Software theft in 1994 was estimated to have cost $15 billion in worldwide lost revenues to software publishers. It is an offence in the UK under the Copyright, Designs and Patents Act 1988, which states that "The owner of the copyright has the exclusive right to copy the work." It is illegal to:

  1. Copy or distribute software or its documentation without the permission or licence of the copyright owner.
  2. Run purchased software on two or more computers simultaneously unless the licence specifically allows it.
  3. Knowingly or unknowingly allow, encourage or pressure employees to make or use illegal copies sources within the organisation.
  4. Infringe laws against unauthorised software copying because someone compels or requests it.
  5. Loan software in order that a copy be made of it.

It is estimated that European software houses alone lose $6 billion per year through the unlawful copying and distribution of software, with much of this loss being through business users rather than "basement hackers". One Italian pirating operation employed over 100 staff and had a turnover of $10M.

When software is upgraded it is generally the case that the licence accompanying the new version revokes the old version.
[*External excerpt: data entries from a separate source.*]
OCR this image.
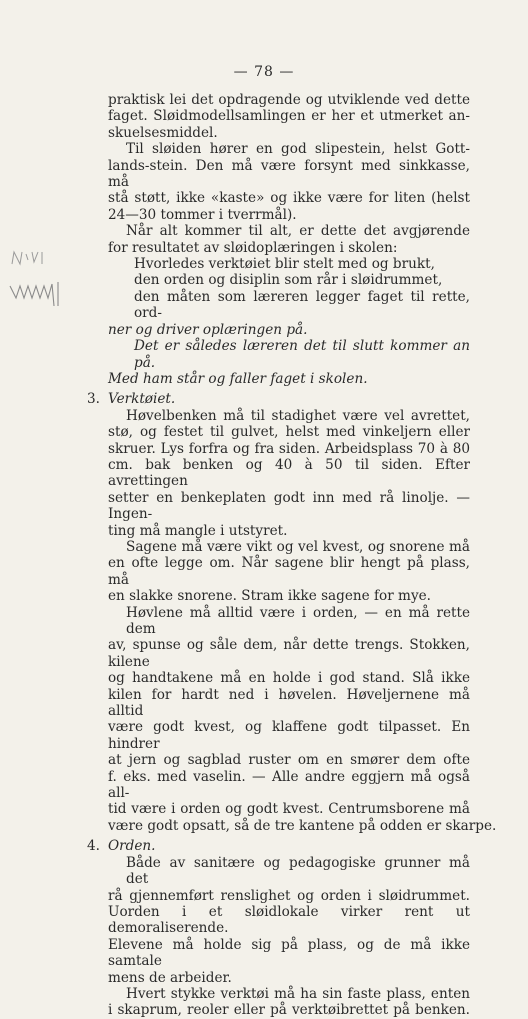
— 78 —
praktisk lei det opdragende og utviklende ved dette
faget. Sløidmodellsamlingen er her et utmerket an-
skuelsesmiddel.
Til sløiden hører en god slipestein, helst Gott-
lands-stein. Den må være forsynt med sinkkasse, må
stå støtt, ikke «kaste» og ikke være for liten (helst
24—30 tommer i tverrmål).
Når alt kommer til alt, er dette det avgjørende
for resultatet av sløidoplæringen i skolen:
Hvorledes verktøiet blir stelt med og brukt,
den orden og disiplin som rår i sløidrummet,
den måten som læreren legger faget til rette, ord-
ner og driver oplæringen på.
Det er således læreren det til slutt kommer an på.
Med ham står og faller faget i skolen.
3. Verktøiet.
Høvelbenken må til stadighet være vel avrettet,
stø, og festet til gulvet, helst med vinkeljern eller
skruer. Lys forfra og fra siden. Arbeidsplass 70 à 80
cm. bak benken og 40 à 50 til siden. Efter avrettingen
setter en benkeplaten godt inn med rå linolje. — Ingen-
ting må mangle i utstyret.
Sagene må være vikt og vel kvest, og snorene må
en ofte legge om. Når sagene blir hengt på plass, må
en slakke snorene. Stram ikke sagene for mye.
Høvlene må alltid være i orden, — en må rette dem
av, spunse og såle dem, når dette trengs. Stokken, kilene
og handtakene må en holde i god stand. Slå ikke
kilen for hardt ned i høvelen. Høveljernene må alltid
være godt kvest, og klaffene godt tilpasset. En hindrer
at jern og sagblad ruster om en smører dem ofte
f. eks. med vaselin. — Alle andre eggjern må også all-
tid være i orden og godt kvest. Centrumsborene må
være godt opsatt, så de tre kantene på odden er skarpe.
4. Orden.
Både av sanitære og pedagogiske grunner må det
rå gjennemført renslighet og orden i sløidrummet.
Uorden i et sløidlokale virker rent ut demoraliserende.
Elevene må holde sig på plass, og de må ikke samtale
mens de arbeider.
Hvert stykke verktøi må ha sin faste plass, enten
i skaprum, reoler eller på verktøibrettet på benken.
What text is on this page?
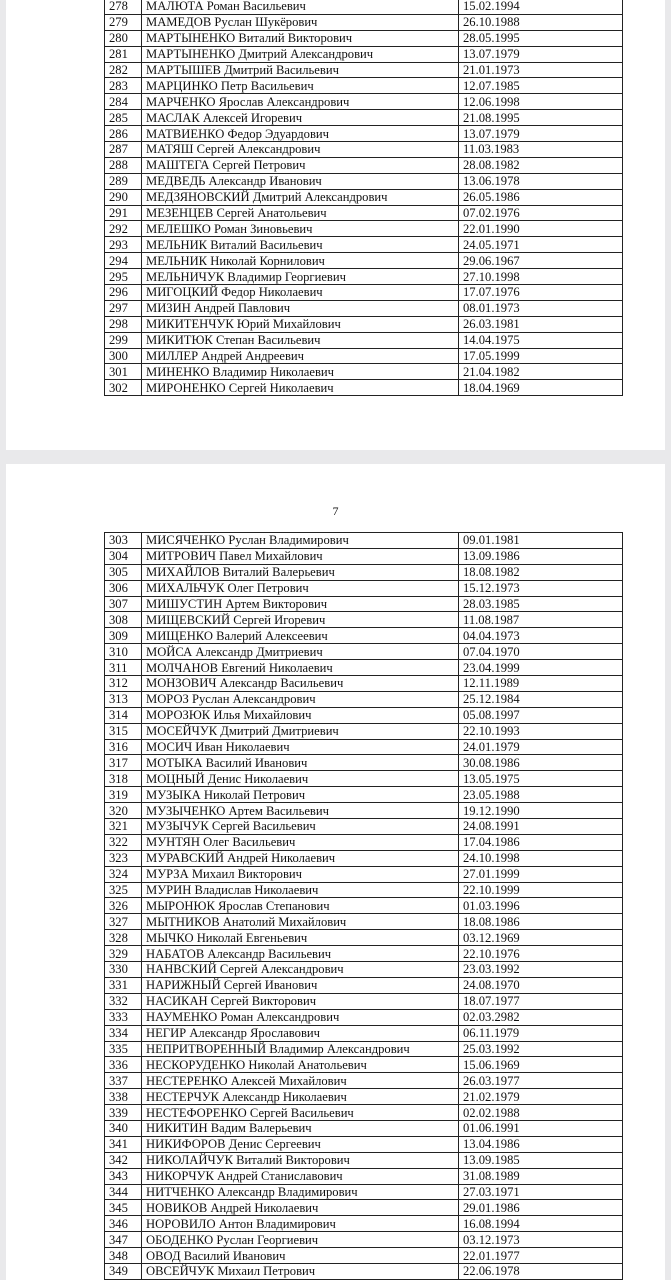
278	МАЛЮТА Роман Васильевич	15.02.1994
279	МАМЕДОВ Руслан Шукёрович	26.10.1988
280	МАРТЫНЕНКО Виталий Викторович	28.05.1995
281	МАРТЫНЕНКО Дмитрий Александрович	13.07.1979
282	МАРТЫШЕВ Дмитрий Васильевич	21.01.1973
283	МАРЦИНКО Петр Васильевич	12.07.1985
284	МАРЧЕНКО Ярослав Александрович	12.06.1998
285	МАСЛАК Алексей Игоревич	21.08.1995
286	МАТВИЕНКО Федор Эдуардович	13.07.1979
287	МАТЯШ Сергей Александрович	11.03.1983
288	МАШТЕГА Сергей Петрович	28.08.1982
289	МЕДВЕДЬ Александр Иванович	13.06.1978
290	МЕДЗЯНОВСКИЙ Дмитрий Александрович	26.05.1986
291	МЕЗЕНЦЕВ Сергей Анатольевич	07.02.1976
292	МЕЛЕШКО Роман Зиновьевич	22.01.1990
293	МЕЛЬНИК Виталий Васильевич	24.05.1971
294	МЕЛЬНИК Николай Корнилович	29.06.1967
295	МЕЛЬНИЧУК Владимир Георгиевич	27.10.1998
296	МИГОЦКИЙ Федор Николаевич	17.07.1976
297	МИЗИН Андрей Павлович	08.01.1973
298	МИКИТЕНЧУК Юрий Михайлович	26.03.1981
299	МИКИТЮК Степан Васильевич	14.04.1975
300	МИЛЛЕР Андрей Андреевич	17.05.1999
301	МИНЕНКО Владимир Николаевич	21.04.1982
302	МИРОНЕНКО Сергей Николаевич	18.04.1969
7
303	МИСЯЧЕНКО Руслан Владимирович	09.01.1981
304	МИТРОВИЧ Павел Михайлович	13.09.1986
305	МИХАЙЛОВ Виталий Валерьевич	18.08.1982
306	МИХАЛЬЧУК Олег Петрович	15.12.1973
307	МИШУСТИН Артем Викторович	28.03.1985
308	МИЩЕВСКИЙ Сергей Игоревич	11.08.1987
309	МИЩЕНКО Валерий Алексеевич	04.04.1973
310	МОЙСА Александр Дмитриевич	07.04.1970
311	МОЛЧАНОВ Евгений Николаевич	23.04.1999
312	МОНЗОВИЧ Александр Васильевич	12.11.1989
313	МОРОЗ Руслан Александрович	25.12.1984
314	МОРОЗЮК Илья Михайлович	05.08.1997
315	МОСЕЙЧУК Дмитрий Дмитриевич	22.10.1993
316	МОСИЧ Иван Николаевич	24.01.1979
317	МОТЫКА Василий Иванович	30.08.1986
318	МОЦНЫЙ Денис Николаевич	13.05.1975
319	МУЗЫКА Николай Петрович	23.05.1988
320	МУЗЫЧЕНКО Артем Васильевич	19.12.1990
321	МУЗЫЧУК Сергей Васильевич	24.08.1991
322	МУНТЯН Олег Васильевич	17.04.1986
323	МУРАВСКИЙ Андрей Николаевич	24.10.1998
324	МУРЗА Михаил Викторович	27.01.1999
325	МУРИН Владислав Николаевич	22.10.1999
326	МЫРОНЮК Ярослав Степанович	01.03.1996
327	МЫТНИКОВ Анатолий Михайлович	18.08.1986
328	МЫЧКО Николай Евгеньевич	03.12.1969
329	НАБАТОВ Александр Васильевич	22.10.1976
330	НАНВСКИЙ Сергей Александрович	23.03.1992
331	НАРИЖНЫЙ Сергей Иванович	24.08.1970
332	НАСИКАН Сергей Викторович	18.07.1977
333	НАУМЕНКО Роман Александрович	02.03.2982
334	НЕГИР Александр Ярославович	06.11.1979
335	НЕПРИТВОРЕННЫЙ Владимир Александрович	25.03.1992
336	НЕСКОРУДЕНКО Николай Анатольевич	15.06.1969
337	НЕСТЕРЕНКО Алексей Михайлович	26.03.1977
338	НЕСТЕРЧУК Александр Николаевич	21.02.1979
339	НЕСТЕФОРЕНКО Сергей Васильевич	02.02.1988
340	НИКИТИН Вадим Валерьевич	01.06.1991
341	НИКИФОРОВ Денис Сергеевич	13.04.1986
342	НИКОЛАЙЧУК Виталий Викторович	13.09.1985
343	НИКОРЧУК Андрей Станиславович	31.08.1989
344	НИТЧЕНКО Александр Владимирович	27.03.1971
345	НОВИКОВ Андрей Николаевич	29.01.1986
346	НОРОВИЛО Антон Владимирович	16.08.1994
347	ОБОДЕНКО Руслан Георгиевич	03.12.1973
348	ОВОД Василий Иванович	22.01.1977
349	ОВСЕЙЧУК Михаил Петрович	22.06.1978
This means that it is illegal to run both the old and new versions as only the new version is licenced.

Both individuals and companies may be convicted of piracy offences. Officers of a company are also liable to conviction if the offences were carried out by the company with their consent. On conviction, the guilty party can face imprisonment for up to two years (five in USA), an unlimited fine or both as well as being sued for copyright infringement (with no limit) by the copyright owner.

Because copying software is easy, some think that it is less wrong than, say, stealing it from a shop. In fact, both deprive software producers of income.[1]